I dottori le dicevano che non avrebbe mai potuto praticare questo sport, oggi ha zittito tutti con un numero da urlo e si è qualificata agli Australian Open: per la prima volta in carriera disputerà un torneo dello Slam, lo farà a partire dal prossimo 8 febbraio, da attuale numero 241 del ranking WTA. Una qualificazione all’evento previsto sul cemento di Melbourne non dovrebbe fare poi tanto clamore, ma qui il caso è molto diverso: Francesca Jones è infatti affetta, fin dalla nascita, dalla sindrome da displasia ectodermica ectrodattilia.

La 20enne soffre dunque di una malformazione congenita che la porta ad avere tre dita più il pollice per ciascuna mano, mentre ai piedi ha rispettivamente tre e quattro dita.

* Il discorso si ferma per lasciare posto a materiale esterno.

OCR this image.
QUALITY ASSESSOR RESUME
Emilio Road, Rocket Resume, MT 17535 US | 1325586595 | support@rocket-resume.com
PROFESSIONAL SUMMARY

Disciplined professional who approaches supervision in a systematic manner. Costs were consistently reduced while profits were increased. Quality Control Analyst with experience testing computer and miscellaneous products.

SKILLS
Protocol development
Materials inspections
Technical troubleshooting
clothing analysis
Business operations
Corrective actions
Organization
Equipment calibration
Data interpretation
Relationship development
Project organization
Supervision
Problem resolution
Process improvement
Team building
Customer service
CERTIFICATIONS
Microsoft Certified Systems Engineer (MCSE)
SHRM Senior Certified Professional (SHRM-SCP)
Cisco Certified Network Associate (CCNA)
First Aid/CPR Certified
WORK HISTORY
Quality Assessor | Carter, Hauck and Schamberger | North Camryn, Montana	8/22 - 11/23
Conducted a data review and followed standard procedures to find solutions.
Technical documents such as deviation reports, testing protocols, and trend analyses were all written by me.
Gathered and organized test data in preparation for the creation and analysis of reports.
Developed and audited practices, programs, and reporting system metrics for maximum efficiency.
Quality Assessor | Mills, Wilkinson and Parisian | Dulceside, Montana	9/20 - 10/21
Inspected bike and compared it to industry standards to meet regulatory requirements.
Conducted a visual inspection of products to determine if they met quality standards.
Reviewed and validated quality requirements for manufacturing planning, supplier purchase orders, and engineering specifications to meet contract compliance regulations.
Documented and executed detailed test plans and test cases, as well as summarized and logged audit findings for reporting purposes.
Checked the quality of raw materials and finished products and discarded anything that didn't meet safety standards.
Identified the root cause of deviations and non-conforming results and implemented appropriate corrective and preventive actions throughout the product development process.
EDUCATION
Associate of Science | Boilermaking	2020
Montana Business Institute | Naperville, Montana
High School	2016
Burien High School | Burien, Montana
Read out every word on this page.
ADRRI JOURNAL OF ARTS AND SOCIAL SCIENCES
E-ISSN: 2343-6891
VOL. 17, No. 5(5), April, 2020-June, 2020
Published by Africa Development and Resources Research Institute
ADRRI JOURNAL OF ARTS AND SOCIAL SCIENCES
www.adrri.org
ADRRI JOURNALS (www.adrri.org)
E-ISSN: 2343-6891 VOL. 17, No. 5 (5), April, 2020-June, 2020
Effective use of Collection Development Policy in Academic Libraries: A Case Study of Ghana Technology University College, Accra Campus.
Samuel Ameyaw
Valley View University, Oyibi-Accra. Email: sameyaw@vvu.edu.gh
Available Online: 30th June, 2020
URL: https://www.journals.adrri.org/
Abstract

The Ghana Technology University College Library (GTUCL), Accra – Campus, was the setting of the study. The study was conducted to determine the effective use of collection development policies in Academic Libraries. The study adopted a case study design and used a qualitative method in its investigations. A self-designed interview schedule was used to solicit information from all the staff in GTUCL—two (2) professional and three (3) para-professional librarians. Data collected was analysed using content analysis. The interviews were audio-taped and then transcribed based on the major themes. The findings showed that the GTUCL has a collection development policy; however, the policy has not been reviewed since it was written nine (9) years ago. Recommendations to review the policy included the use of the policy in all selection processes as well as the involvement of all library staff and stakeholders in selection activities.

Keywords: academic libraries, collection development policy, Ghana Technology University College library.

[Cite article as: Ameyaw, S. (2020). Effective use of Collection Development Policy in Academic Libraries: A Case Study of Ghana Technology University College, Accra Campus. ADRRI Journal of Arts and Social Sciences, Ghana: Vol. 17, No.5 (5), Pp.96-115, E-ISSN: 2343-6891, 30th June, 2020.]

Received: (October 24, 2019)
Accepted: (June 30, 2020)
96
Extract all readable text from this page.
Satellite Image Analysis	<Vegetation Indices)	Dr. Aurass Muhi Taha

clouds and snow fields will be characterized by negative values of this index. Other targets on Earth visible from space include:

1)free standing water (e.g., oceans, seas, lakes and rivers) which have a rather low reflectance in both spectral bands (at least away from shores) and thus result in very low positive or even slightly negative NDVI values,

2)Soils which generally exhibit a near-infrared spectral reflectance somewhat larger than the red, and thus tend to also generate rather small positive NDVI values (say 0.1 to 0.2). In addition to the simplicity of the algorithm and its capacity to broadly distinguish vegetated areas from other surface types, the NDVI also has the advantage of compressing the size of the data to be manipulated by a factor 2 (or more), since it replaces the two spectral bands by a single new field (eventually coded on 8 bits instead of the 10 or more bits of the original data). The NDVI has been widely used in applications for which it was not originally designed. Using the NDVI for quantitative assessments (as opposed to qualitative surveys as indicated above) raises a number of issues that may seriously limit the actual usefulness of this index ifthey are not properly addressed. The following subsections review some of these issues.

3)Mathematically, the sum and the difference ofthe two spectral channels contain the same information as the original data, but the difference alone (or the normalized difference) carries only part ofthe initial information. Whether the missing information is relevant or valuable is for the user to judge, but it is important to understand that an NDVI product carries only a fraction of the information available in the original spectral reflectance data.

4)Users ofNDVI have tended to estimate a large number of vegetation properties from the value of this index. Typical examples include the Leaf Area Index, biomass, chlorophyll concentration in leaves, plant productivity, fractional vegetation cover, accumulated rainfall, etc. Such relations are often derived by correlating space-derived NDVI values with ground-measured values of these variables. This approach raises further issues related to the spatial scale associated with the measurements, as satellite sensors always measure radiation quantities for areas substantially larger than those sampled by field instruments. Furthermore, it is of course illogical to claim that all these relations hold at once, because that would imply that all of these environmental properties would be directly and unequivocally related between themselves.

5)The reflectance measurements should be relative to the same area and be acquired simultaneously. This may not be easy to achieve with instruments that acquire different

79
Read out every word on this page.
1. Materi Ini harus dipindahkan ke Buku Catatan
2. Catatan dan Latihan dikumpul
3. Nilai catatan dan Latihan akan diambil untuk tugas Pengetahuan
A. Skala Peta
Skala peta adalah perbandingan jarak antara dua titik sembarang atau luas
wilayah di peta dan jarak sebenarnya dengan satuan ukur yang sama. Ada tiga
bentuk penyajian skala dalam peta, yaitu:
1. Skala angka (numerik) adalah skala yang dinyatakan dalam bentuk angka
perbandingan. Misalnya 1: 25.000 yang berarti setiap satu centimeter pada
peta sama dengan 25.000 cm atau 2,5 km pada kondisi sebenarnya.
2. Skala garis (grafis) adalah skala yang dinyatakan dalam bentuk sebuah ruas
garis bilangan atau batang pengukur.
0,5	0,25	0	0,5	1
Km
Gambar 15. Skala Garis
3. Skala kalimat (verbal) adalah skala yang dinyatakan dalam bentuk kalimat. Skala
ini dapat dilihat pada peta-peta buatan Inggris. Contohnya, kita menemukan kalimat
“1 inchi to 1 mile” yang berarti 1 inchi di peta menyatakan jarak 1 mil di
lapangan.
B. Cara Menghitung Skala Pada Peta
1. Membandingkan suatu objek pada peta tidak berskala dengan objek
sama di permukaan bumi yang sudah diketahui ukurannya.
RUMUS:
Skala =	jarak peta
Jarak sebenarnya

Un limite fisico notevole, ma che non ha frenato questa ragazza e l’ha spinta a tirare fuori il meglio di sè, allenandosi fin dall’età di 10 anni presso la Sanchez Casal Academy di Barcellona, utilizzando una racchetta leggera e un grip molto piccolo.

Francesca Jones, che in carriera ha vinto cinque tornei (tutti in ambito ITF tra il 2017 e il 2019), si è raccontata in questo modo in un collegamento con BBC Sport da Dubai (Emirati Arabi Uniti, lì si sono disputate le qualificazioni): Quando si hanno meno dita, è più difficile mettere il peso sui piedi. Ho cose su cui devo lavorare forse un po’ più fisicamente rispetto alle altre giocatrici, ma mi va bene. Ero molto consapevole di quello in cui stavo entrando e mi piacciono le sfide. Ho avuto esperienze che molte persone della mia età non hanno ancora avuto, e potrebbero non avere mai. Molte persone direbbero che questa situazione è uno svantaggio, mentre io chiedo di dissentire: mi sento sempre un vantaggio. Sento che mi mette un passo avanti a loro in molti modi, ho imparato ad essere indipendente e mi ha insegnato molto su me stessa e sulla vita. Le persone sono state spesso prepotenti con me, ma ho una personalità forte e mi faccio scivolare addosso queste situazioni. Se vogliono essere prepotenti va bene, ma è un problema loro non mio”.

Ai media della WTA ha anche spiegato meglio la sua sindrome: La mia sindrome è molto rara ed è complicata perché ci sono molti sintomi. I dottori mi hanno detto che non potevo giocare a tennis. La mia reazione è stata: Vi dimostrerò che vi sbagliate. Il mio corpo non è destinato ad essere quello di un’atleta, diciamo così, ma per me questo non significa che io non possa esserlo. Anche una Rolls Royce è costruita da zero. Quando qualcuno ti dice che non puoi fare qualcosa, la maggior parte delle persone avrebbe il cuore spezzato. Ho solo provato ad affrontare la cosa a muso duro e vedere come avrei potuto dimostrare anche a me stessa che potevo fare quello che volevo”. Bellissima una sua frase: “Per come la vedo io, sto solo giocando con un diverso mazzo di carte. Ma non significa che quelle carte non possano ancora vincere la partita…“.